A posição relativa de Portugal no contexto europeu deve ser um motivo de preocupação e de chamada de atenção para o poder político, pois se juntarmos a estes resultados a confiança nas instituições políticas, vemos que Portugal também se destaca por ser um dos países com as taxas mais elevadas de desconfiança. Confiam apenas moderadamente na Polícia (5,2) e desconfiam da Assembleia da República (3,4) e da Justiça (3,8). Os Políticos (2,2) e os Partidos políticos (2,1) merecem níveis de desconfiança bastante elevados. Estes valores contrastam, claramente, com os níveis de confiança institucional dos cidadãos dos países escandinavos, mais confiantes mas também, como vimos na figura anterior, mais interessados pela política:

 

Confiança na Instituições políticas na Europa, por país (médias*)

Parlamento Nacional Sistema jurídico Polícia Políticos Partidos políticos
Noruega 5,8 6,7 7,1 4,6 4,7
Suécia 5,8 6,1 6,7 4,6 4,7
Finlândia 5,9 7,0 8,0 4,8 4,9
Dinamarca 6,2 7,4 7,8 5,4 5,5
Islândia 5,0 5,9 7,6 4,4 4,1
Reino Unido 4,3 5,2 6,2 3,6 3,6
Irlanda 4,1 5,1 6,5 3,5 3,4
Holanda 5,2 5,7 6,1 5,0 5,1
Bélgica 4,8 4,8 5,9 4,2 4,1
Áustria 4,9 6,0 6,3 3,3 3,3
Alemanha 4,5 5,7 6,7 3,4 3,4
Suíça 5,8 6,3 6,9 4,9 4,8
Luxemburgo 5,7 6,2 6,5 5,0 5,0
França 4,3 4,9 5,8 3,4 3,3
Rep.

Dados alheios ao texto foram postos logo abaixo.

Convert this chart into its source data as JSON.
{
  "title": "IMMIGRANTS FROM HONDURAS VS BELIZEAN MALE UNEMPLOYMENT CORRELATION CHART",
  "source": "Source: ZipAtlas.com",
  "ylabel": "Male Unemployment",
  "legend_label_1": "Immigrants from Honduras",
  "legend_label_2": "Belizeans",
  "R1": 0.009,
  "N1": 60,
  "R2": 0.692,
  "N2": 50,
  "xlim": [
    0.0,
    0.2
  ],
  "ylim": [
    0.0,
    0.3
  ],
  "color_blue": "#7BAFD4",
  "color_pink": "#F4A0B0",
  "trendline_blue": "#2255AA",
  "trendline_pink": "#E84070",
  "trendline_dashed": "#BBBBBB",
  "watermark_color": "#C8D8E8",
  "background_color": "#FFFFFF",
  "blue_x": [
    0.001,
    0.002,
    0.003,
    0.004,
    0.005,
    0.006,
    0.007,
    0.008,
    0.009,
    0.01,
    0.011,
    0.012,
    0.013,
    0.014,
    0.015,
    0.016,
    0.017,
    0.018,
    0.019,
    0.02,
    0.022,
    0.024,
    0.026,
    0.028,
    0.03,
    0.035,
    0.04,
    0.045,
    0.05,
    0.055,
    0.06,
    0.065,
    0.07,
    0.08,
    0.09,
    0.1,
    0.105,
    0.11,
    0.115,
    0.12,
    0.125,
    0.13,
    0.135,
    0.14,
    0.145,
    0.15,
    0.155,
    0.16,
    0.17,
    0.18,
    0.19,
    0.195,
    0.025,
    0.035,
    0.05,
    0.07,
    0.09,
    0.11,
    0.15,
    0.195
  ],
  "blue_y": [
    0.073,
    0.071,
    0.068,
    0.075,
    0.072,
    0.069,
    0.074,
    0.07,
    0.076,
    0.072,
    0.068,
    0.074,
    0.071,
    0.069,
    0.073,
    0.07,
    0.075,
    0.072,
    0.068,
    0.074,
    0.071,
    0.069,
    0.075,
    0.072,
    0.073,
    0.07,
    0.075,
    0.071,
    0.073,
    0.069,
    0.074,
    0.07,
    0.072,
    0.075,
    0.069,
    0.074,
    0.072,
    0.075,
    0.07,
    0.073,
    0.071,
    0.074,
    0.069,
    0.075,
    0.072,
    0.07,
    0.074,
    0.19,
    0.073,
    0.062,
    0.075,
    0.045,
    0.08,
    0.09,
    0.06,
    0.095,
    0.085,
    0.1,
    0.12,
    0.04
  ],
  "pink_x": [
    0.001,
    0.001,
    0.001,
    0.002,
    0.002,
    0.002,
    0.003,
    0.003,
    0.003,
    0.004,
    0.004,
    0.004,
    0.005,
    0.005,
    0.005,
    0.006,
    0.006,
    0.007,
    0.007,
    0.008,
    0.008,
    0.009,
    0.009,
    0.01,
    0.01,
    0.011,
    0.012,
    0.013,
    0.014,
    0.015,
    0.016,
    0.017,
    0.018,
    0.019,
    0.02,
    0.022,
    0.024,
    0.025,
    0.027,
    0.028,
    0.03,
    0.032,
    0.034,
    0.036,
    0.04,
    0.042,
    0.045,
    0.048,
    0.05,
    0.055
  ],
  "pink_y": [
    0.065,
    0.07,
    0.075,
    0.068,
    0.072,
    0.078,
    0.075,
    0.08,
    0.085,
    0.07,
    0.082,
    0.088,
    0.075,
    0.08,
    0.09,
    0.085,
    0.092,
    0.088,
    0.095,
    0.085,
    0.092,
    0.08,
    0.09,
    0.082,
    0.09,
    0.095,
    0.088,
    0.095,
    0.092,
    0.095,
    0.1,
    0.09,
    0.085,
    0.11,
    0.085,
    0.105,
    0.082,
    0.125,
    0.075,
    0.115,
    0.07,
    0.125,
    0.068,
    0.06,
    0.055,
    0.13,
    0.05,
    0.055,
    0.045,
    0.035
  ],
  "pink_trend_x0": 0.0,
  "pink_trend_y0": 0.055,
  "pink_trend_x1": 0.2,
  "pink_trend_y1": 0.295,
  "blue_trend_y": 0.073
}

Checa 3,3 4,0 4,8 2,7 2,7
Polónia 3,0 3,7 5,1 2,3 2,2
Eslováquia 3,6 3,8 4,5 3,1 3,1
Hungria 3,8 4,5 5,0 2,9 2,8
Eslovénia 3,8 3,8 5,0 2,9 2,9
Estónia 4,1 5,0 5,9 3,4 3,3
Bulgária 2,1 2,4 3,6 1,8 1,8
Croácia 2,6 3,2 4,4 1,8 2,0
Lituânia 2,7 3,6 5,0 2,6 2,5
Espanha 4,6 4,4 6,0 3,1 3,0
Portugal 3,4 3,8 5,2 2,2 2,1
Itália 4,2 5,0 6,4 3,0 2,8
Grécia 3,7 5,0 5,5 2,7 2,4
Chipre 4,8 5,7 5,5 3,7 3,6
Ucrânia 2,5 2,5 2,5 2,2 2,3
Rússia 3,6 3,8 3,5 3,0 3,0
Total 4,3 5,0 5,8 3,5 3,4

Fonte: European Social Survey, base acumulada, 2002-2012

* Escala: 0=nenhuma confiança; 10=toda a confiança

Ou seja, a confiança institucional é tributária do interesse pela política e vice-versa, como podemos ver melhor na figura seguinte que cruza o índice de confiança nas instituições políticas, que agrega a resposta conjunta às cinco instituições com o interesse pela política:

 

 

Interesse pela política e Confiança na Instituições políticas na Europa, por país

2Fonte: European Social Survey, base acumulada, 2002-2012

Em conclusão, os portugueses não se interessam pela política mas, quando abrem a janela e as “políticas” lhe entram pela casa adentro, queixam-se dos políticos que elegeram mas em que não confiam. Outra coisa não seria de esperar de um povo que sabe muito mais de futebol do que dos seus direitos, manifestando-se mais perante um “erro do árbitro” do que do atropelo de direitos cívico-políticos. Como muito bem observou Eça de Queiroz há mais de 100 anos.